Matt Clark, a University of Minnesota horticulturist, inspects grapes growing in the university’s 12-acre vineyard outside Minneapolis

Courtesy of University of Minnesota

Starting this fall, partly in response to extreme temperature fluctuations like those in Colorado and elsewhere, they will also begin incorporating technology that allows them to test the cold hardiness of grapes, in real time, at different stages of the growing process. The technique is already in use in some other laboratories around the country, and is known as differential thermal analysis, and it allows scientists to measure the tiny burst of heat that the grape buds emit when they finally freeze. This gives researchers a window into the inner workings of the variety, including the temperature at which it freezes at different times throughout the year, a reaction they believe is controlled by genes. In the long term, it should help them make strategic breeding decisions to produce plants that can better tolerate cold conditions.

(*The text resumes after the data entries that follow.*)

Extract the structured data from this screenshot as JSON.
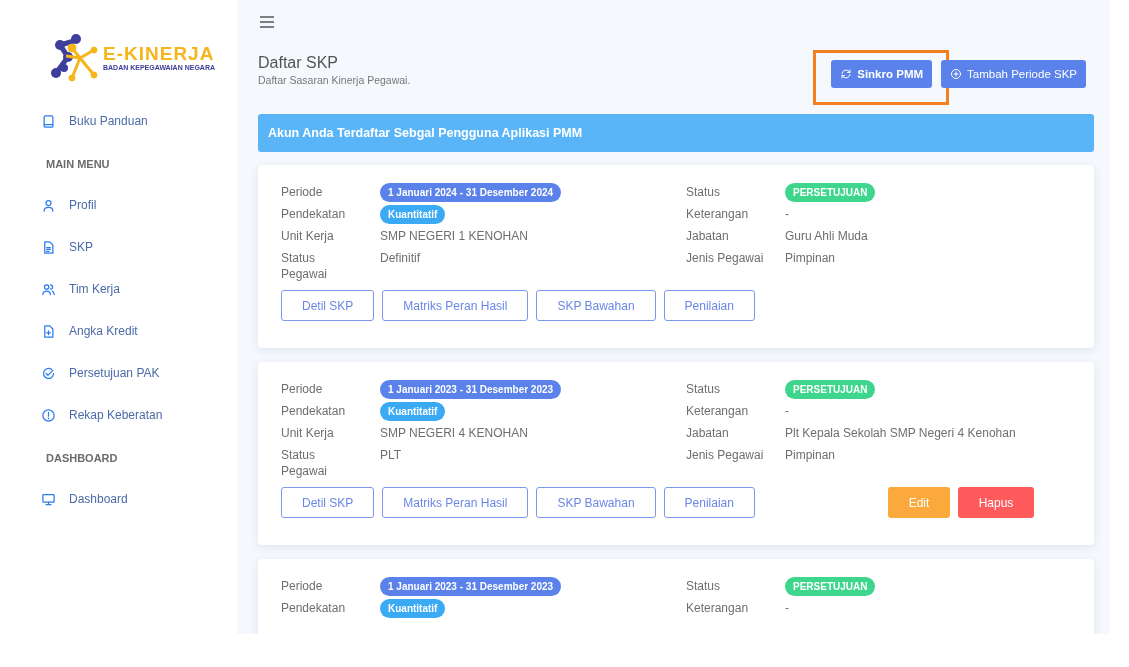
{
  "logo": {
    "title": "E-KINERJA",
    "subtitle": "BADAN KEPEGAWAIAN NEGARA"
  },
  "sidebar": {
    "sections": [
      {
        "items": [
          {
            "label": "Buku Panduan"
          }
        ]
      },
      {
        "heading": "MAIN MENU",
        "items": [
          {
            "label": "Profil"
          },
          {
            "label": "SKP"
          },
          {
            "label": "Tim Kerja"
          },
          {
            "label": "Angka Kredit"
          },
          {
            "label": "Persetujuan PAK"
          },
          {
            "label": "Rekap Keberatan"
          }
        ]
      },
      {
        "heading": "DASHBOARD",
        "items": [
          {
            "label": "Dashboard"
          }
        ]
      }
    ]
  },
  "page": {
    "title": "Daftar SKP",
    "subtitle": "Daftar Sasaran Kinerja Pegawai.",
    "actions": [
      {
        "label": "Sinkro PMM",
        "highlighted": true
      },
      {
        "label": "Tambah Periode SKP",
        "highlighted": false
      }
    ]
  },
  "banner": "Akun Anda Terdaftar Sebgal Pengguna Aplikasi PMM",
  "cards": [
    {
      "left": [
        {
          "label": "Periode",
          "value": "1 Januari 2024 - 31 Desember 2024",
          "kind": "badge",
          "color": "#5b82ea"
        },
        {
          "label": "Pendekatan",
          "value": "Kuantitatif",
          "kind": "badge",
          "color": "#3aaaf4"
        },
        {
          "label": "Unit Kerja",
          "value": "SMP NEGERI 1 KENOHAN",
          "kind": "text"
        },
        {
          "label": "Status Pegawai",
          "value": "Definitif",
          "kind": "text"
        }
      ],
      "right": [
        {
          "label": "Status",
          "value": "PERSETUJUAN",
          "kind": "badge",
          "color": "#3dd68c"
        },
        {
          "label": "Keterangan",
          "value": "-",
          "kind": "text"
        },
        {
          "label": "Jabatan",
          "value": "Guru Ahli Muda",
          "kind": "text"
        },
        {
          "label": "Jenis Pegawai",
          "value": "Pimpinan",
          "kind": "text"
        }
      ],
      "buttons": [
        "Detil SKP",
        "Matriks Peran Hasil",
        "SKP Bawahan",
        "Penilaian"
      ]
    },
    {
      "left": [
        {
          "label": "Periode",
          "value": "1 Januari 2023 - 31 Desember 2023",
          "kind": "badge",
          "color": "#5b82ea"
        },
        {
          "label": "Pendekatan",
          "value": "Kuantitatif",
          "kind": "badge",
          "color": "#3aaaf4"
        },
        {
          "label": "Unit Kerja",
          "value": "SMP NEGERI 4 KENOHAN",
          "kind": "text"
        },
        {
          "label": "Status Pegawai",
          "value": "PLT",
          "kind": "text"
        }
      ],
      "right": [
        {
          "label": "Status",
          "value": "PERSETUJUAN",
          "kind": "badge",
          "color": "#3dd68c"
        },
        {
          "label": "Keterangan",
          "value": "-",
          "kind": "text"
        },
        {
          "label": "Jabatan",
          "value": "Plt Kepala Sekolah SMP Negeri 4 Kenohan",
          "kind": "text"
        },
        {
          "label": "Jenis Pegawai",
          "value": "Pimpinan",
          "kind": "text"
        }
      ],
      "buttons": [
        "Detil SKP",
        "Matriks Peran Hasil",
        "SKP Bawahan",
        "Penilaian"
      ],
      "actions": [
        {
          "label": "Edit",
          "kind": "edit"
        },
        {
          "label": "Hapus",
          "kind": "delete"
        }
      ]
    },
    {
      "left": [
        {
          "label": "Periode",
          "value": "1 Januari 2023 - 31 Desember 2023",
          "kind": "badge",
          "color": "#5b82ea"
        },
        {
          "label": "Pendekatan",
          "value": "Kuantitatif",
          "kind": "badge",
          "color": "#3aaaf4"
        }
      ],
      "right": [
        {
          "label": "Status",
          "value": "PERSETUJUAN",
          "kind": "badge",
          "color": "#3dd68c"
        },
        {
          "label": "Keterangan",
          "value": "-",
          "kind": "text"
        }
      ]
    }
  ]
}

And while climate change has always been a factor in decision-making, scientists and farmers say it looms larger with each passing year. Researchers are not choosing to adapt to the climate per se, but rather breeding grapes that can survive the effects of climate change. “Wine, when we stop and think about it, is really a luxury, but it has been such a big part of human life for thousands of years that it is inconceivable to think how we would proceed in a world without grapes,” Clark says.

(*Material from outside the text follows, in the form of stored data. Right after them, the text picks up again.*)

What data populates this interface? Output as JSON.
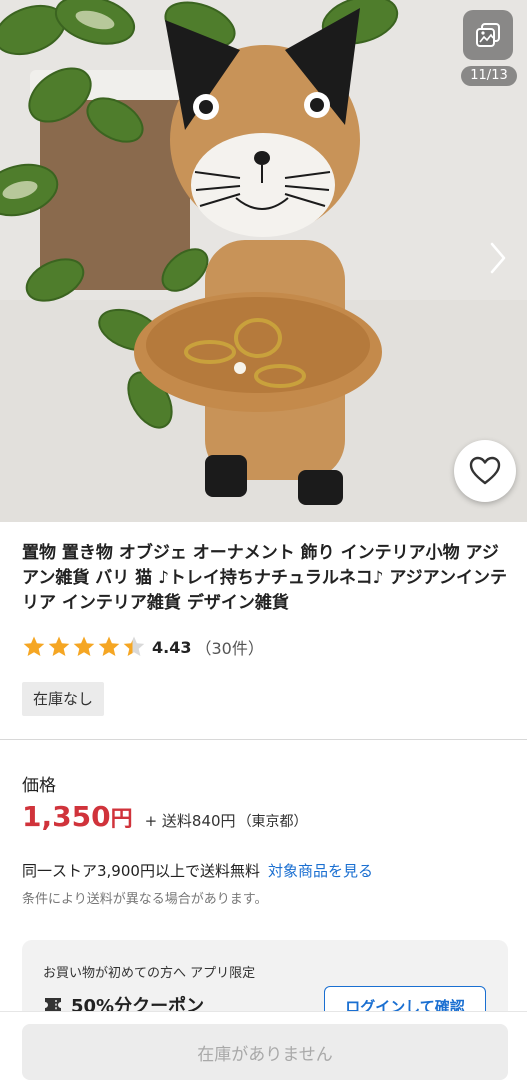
{
  "gallery": {
    "counter": "11/13",
    "icons": {
      "gallery": "image-stack-icon",
      "next": "chevron-right-icon",
      "favorite": "heart-outline-icon"
    }
  },
  "product": {
    "title": "置物 置き物 オブジェ オーナメント 飾り インテリア小物 アジアン雑貨 バリ 猫 ♪トレイ持ちナチュラルネコ♪ アジアンインテリア インテリア雑貨 デザイン雑貨",
    "rating": {
      "value": "4.43",
      "count": "（30件）",
      "stars": 4.43,
      "star_color": "#f5a623"
    },
    "stock_badge": "在庫なし"
  },
  "price": {
    "label": "価格",
    "amount": "1,350",
    "currency": "円",
    "shipping": "+ 送料840円",
    "shipping_region": "（東京都）",
    "accent_color": "#d0333b"
  },
  "shipping_info": {
    "free_text": "同一ストア3,900円以上で送料無料",
    "link": "対象商品を見る",
    "note": "条件により送料が異なる場合があります。"
  },
  "coupon": {
    "headline": "お買い物が初めての方へ アプリ限定",
    "title": "50%分クーポン",
    "button": "ログインして確認",
    "ticket_icon": "ticket-icon"
  },
  "bottom": {
    "button": "在庫がありません"
  }
}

However, hybrid grapes are not a panacea for everyone. For starters, they have a bad reputation among some old-time winemakers, who are convinced that hybrids will not produce the same high-quality wines as traditional European grapes. Many wine producers also believe that consumers simply will not buy wine made with unfamiliar grapes, especially older generations of grape drinkers. In addition, hybrids that grow well in experimental vineyards in one part of the country may completely flop in other areas. Plants may excel in one trait and fail in others. Researchers also spend painstakingly decades developing hybrids and, more or less, give their best guesses about what the future holds. The climate is now changing so rapidly that researchers and breeders have even more difficulty predicting which plant characteristics will prove most beneficial in the years to come. “This is the real problem with climate change, it’s not like the ball has stopped rolling – it’s rolling faster and faster,” says Jason Londo, a plant biologist at Cornell University. “When breeding for a very changing climate, something that takes many years to develop, we always play catch-up.”

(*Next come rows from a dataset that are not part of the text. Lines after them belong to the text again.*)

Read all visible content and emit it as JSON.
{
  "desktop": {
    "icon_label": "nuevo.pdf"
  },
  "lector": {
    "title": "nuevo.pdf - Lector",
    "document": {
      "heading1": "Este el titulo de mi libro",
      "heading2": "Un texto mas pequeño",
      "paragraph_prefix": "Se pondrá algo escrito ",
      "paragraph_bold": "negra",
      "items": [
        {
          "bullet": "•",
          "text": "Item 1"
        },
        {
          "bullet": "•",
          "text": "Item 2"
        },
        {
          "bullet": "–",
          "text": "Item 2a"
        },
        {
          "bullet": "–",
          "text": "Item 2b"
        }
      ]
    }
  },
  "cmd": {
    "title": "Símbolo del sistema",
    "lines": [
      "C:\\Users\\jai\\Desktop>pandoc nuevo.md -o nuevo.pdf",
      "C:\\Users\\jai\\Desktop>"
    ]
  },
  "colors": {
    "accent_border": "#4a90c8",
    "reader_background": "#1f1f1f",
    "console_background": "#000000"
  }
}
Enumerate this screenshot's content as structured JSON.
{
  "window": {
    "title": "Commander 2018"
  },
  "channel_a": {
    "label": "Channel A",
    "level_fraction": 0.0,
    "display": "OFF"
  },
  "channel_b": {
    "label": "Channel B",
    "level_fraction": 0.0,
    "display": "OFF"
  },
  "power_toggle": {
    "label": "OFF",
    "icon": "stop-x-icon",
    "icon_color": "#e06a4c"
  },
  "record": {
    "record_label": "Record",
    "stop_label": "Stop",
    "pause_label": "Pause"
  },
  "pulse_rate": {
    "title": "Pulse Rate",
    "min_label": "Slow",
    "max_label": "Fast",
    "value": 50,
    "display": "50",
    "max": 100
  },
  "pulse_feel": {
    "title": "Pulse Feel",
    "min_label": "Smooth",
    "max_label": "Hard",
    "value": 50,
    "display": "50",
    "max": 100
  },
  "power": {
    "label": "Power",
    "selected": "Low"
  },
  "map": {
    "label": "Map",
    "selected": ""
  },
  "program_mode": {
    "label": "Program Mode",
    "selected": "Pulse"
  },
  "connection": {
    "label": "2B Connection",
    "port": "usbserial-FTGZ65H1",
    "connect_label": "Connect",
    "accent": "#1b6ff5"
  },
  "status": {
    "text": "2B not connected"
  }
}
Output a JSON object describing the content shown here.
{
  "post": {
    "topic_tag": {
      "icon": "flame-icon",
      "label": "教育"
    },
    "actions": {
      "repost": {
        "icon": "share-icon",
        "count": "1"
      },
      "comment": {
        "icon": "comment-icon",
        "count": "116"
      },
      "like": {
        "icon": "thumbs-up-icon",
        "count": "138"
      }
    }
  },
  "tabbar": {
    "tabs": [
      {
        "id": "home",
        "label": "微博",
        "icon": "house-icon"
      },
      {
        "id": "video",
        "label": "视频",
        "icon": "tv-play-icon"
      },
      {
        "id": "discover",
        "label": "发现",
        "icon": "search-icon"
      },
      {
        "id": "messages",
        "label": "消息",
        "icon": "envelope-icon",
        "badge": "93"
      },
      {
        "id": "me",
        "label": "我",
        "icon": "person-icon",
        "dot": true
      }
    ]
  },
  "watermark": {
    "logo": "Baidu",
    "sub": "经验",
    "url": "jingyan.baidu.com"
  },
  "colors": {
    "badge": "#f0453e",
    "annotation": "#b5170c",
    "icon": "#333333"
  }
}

Fortunately, the once-bad reputation of hybrid cars is starting to change, especially as enterprising millennials and General Zers start buying and drinking more wine. These consumers are less loyal to a particular traditional European grape than their parents; Younger buyers are also interested in the value hybrid cars can provide. This is good news for the wine industry because hybrids may be the only sustainable path forward in some wine-growing regions. If climate change continues, erratic weather patterns will continue to disrupt the wine industry, making it more difficult for farmers to grow the consistent, reliable crop they need to stay in business. And with more hybrids on the vineyards, winemakers who have been reluctant to use hybrids will need to feel more comfortable with the fruit if they also hope to stay relevant. “The only way we can survive in this industry is to adapt,” says Joe Flynn, a winemaker at Bloom Creek Winery in Palisade, Colorado. “Being in agriculture, we deal with what Mother Nature gives us, and if we try to fight and manipulate that, we will lose every time. We just have to take what we gave and make the best product we can use.”